"It has been a long time since I came to your counter" I told her with a smile. "With you being all possessive, I didn't want you to get upset with me" I added.
She laughed and tapped on my hand. "Yes, I get jealous sometimes" she chuckled.
The previous customer, a woman who had more than a decade on me, was collecting her bags. She paused and said "I know I cannot go by any other counter if I come here with my grandkids."
"So, how are things?" I asked her while she scanned the groceries.
"They have me down to four days a week" she replied.
Now that I am older and wiser, I know enough not to assume that anything that people say is good or bad, and that it is better to ask for clarification. I suppose I have been reading one too many old parables!
"Is that a good thing or a bad thing?"
"Oh, very bad thing." She paused. "I can't live on 300 dollars a week."
I had no idea how to respond to that. Fortunately for me, she continued. And, as always, she used humor as a cover.
"I guess I will have to stand at street corners and ask for money" and she laughed.
That was a couple of hours ago. I am trying to make my peace with her situation.
With her situation alone, and then about the many, many others who are in her state.
In the US, what I earn will place me in the upper middle class income. If I compare myself to the world, I know I am one of the top one percent of the world. When she tells me about living on 300 dollars a week, I am easily sent on the guilt trip that I have been traveling right from my young age.
I have no idea how others make their own peace on these kinds of issues. For me, it has been one heck of a struggle.
Yes, there are all those intellectual battles that I can engage in. Even the Pope and the President have recently weighed in on these income issues, and I have been so tempted to blog about those. But, there is a wide gulf between the intellect and the emotion.
As I noted in that essay from almost a decade ago, "perhaps academic life means a continuous attempt to redraw the line that separates what I teach from how I live."
4 comments:
I think about the same thing a lot of times and feel guilty about it. Being in India where the contrasts are far more often and far more stark it kind of bothers you.
I still remember me and the wife went to a nice place and ordered a good meal. The final bill which was presented for two was more than we paid our house maid for a month. I still am not able to shrug that thought out of my mind.

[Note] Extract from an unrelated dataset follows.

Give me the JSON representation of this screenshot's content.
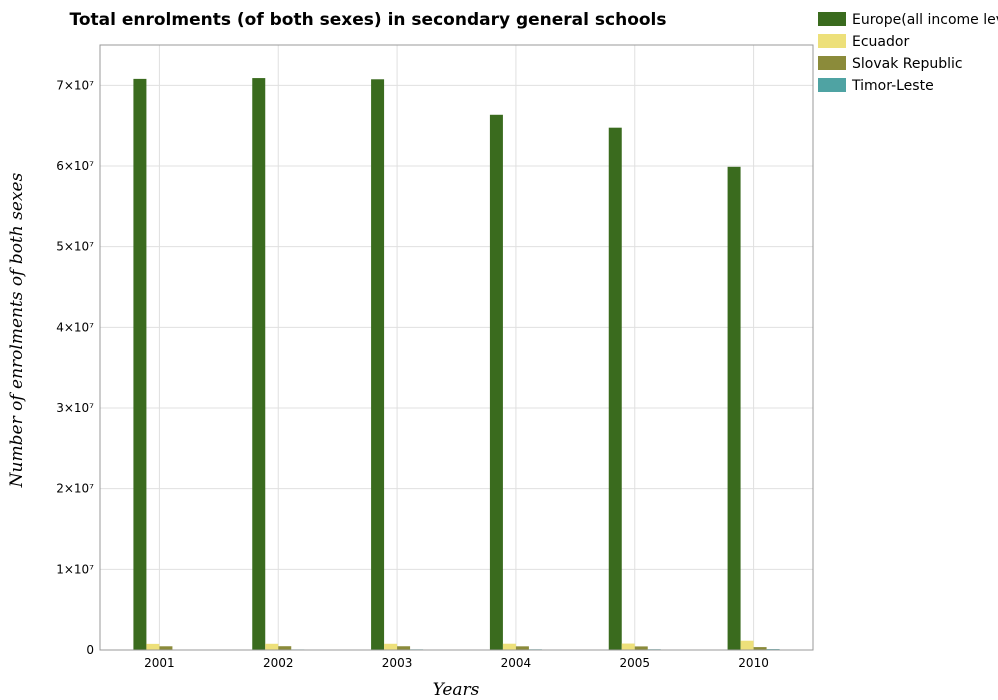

Methinks there is a wider gulf between intellect and action. For the "solution", I need to look no further than Bill Gates. Give away the riches, and donate my time and energy. But then, I am not Bill Gates and therefore find it difficult to put the intellect into action. I can, but , try .........
Truly, Bill Gates is the epitome of what to do. Not Warren Buffet, who has also given it away, but Bill Gates. Actually both Bill and Melinda Gates.
I suspect that it is relatively easier to give away one's money when you have that much money. If we exclude those kinds of way-out-there outliers, and instead look at the vast majority of us, who fit into the pattern, then the issue is immensely complex. (Not that I don't applaud the work that the Gates couple does, or what Bufett does .. )
We are three of us commenting here because we think about such issues on our own. While our respective actions might vary, I am confident that what we do comes after some thought into this. There are lots more like us, yes. The world will be a much better place if more people thought about all these ... my suspicion is that they don't, and prefer not to ... :(
@Sriram - Actually it is easier to give when you don't have too much. Its actually harder when you have a lot - the percentage of wealth donated I suspect disproportionate to the quantum of wealth. That is because the feeling of "enough" I think, diminishes with rising income. That is why I believe that Bill Gates' actions are those of a Saint. Sure he is an outlier. But he is an example for all of us to follow.
I have a feeling that in life, you need a "tragedy" to make you think. If all goes relatively well, man tends to sink into a thoughtless existence. Its people who face great hardship, who rise to the highest levels of thought and action. Isn't it an irony - the objective of Utopia could be the biggest curse of all.